The Poet put another cigarette in her mouth and spoke around it as she fished for her lighter.
“You’re the one who has to carry it around every goddamned day and night, so own it.” The Poet paused to light her cigarette. “It’s yours and has forever changed you. To own it is to accept that you will spend the rest of your days on this earth with blood running down your legs, dark and thick, staining the sidewalk.”
George listened, entranced by her rhythmic words; like she was an African storyteller, calling out words in semi-song to the deep beat of a drum and the rattle of a gourd.

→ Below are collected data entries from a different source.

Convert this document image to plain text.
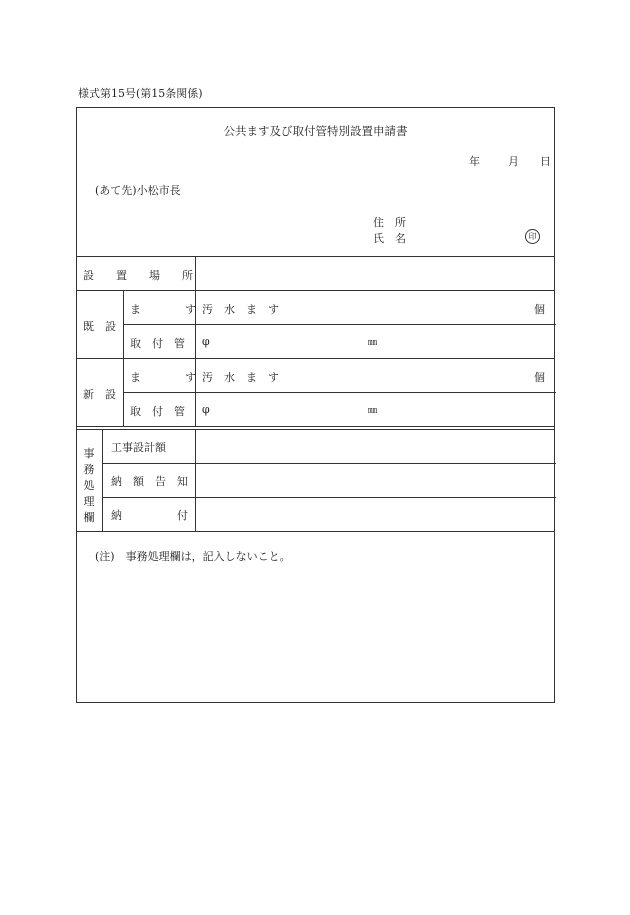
様式第15号(第15条関係)
公共ます及び取付管特別設置申請書
年	月 日
(あて先)小松市長
住　所
氏　名	印
設　　置　　場　　所
既　設
ま　　　　す 汚　水　ま　す	個
取　付　管 φ	㎜
新　設
ま　　　　す 汚　水　ま　す	個
取　付　管 φ	㎜
事
務
処
理
欄
工事設計額
納　額　告　知
納　　　　　付
(注)　事務処理欄は，記入しないこと。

“That when you die,” she didn’t even seem to pause for breath, “it’s a shattered soul that will leave your body a wasted shell, and the mortician won’t see the hole in your chest. But it’s there.” The Poet tapped her cigarette again, and more ash fell.
“So get used to leaving bloody footprints everywhere you go. You’re bleeding for a good cause; let that be some small comfort to you.” The Poet flicked her cigarette away and moved to step inside. The spark rolled away into the alley and out of sight.
“We are the lucky ones,” she looked over her shoulder to tell him.
“How?” he asked, deflated.
“Would you rather he had to bleed like this for you?”
George bowed his head and covered his eyes with his hand. He hadn’t cried during Group, and he had no intention of doing it in front of this twelve year old girl.
“We are the guardians of our twins’ hearts,” she said somberly. He didn’t look up, but heard the metal door shut. She was gone.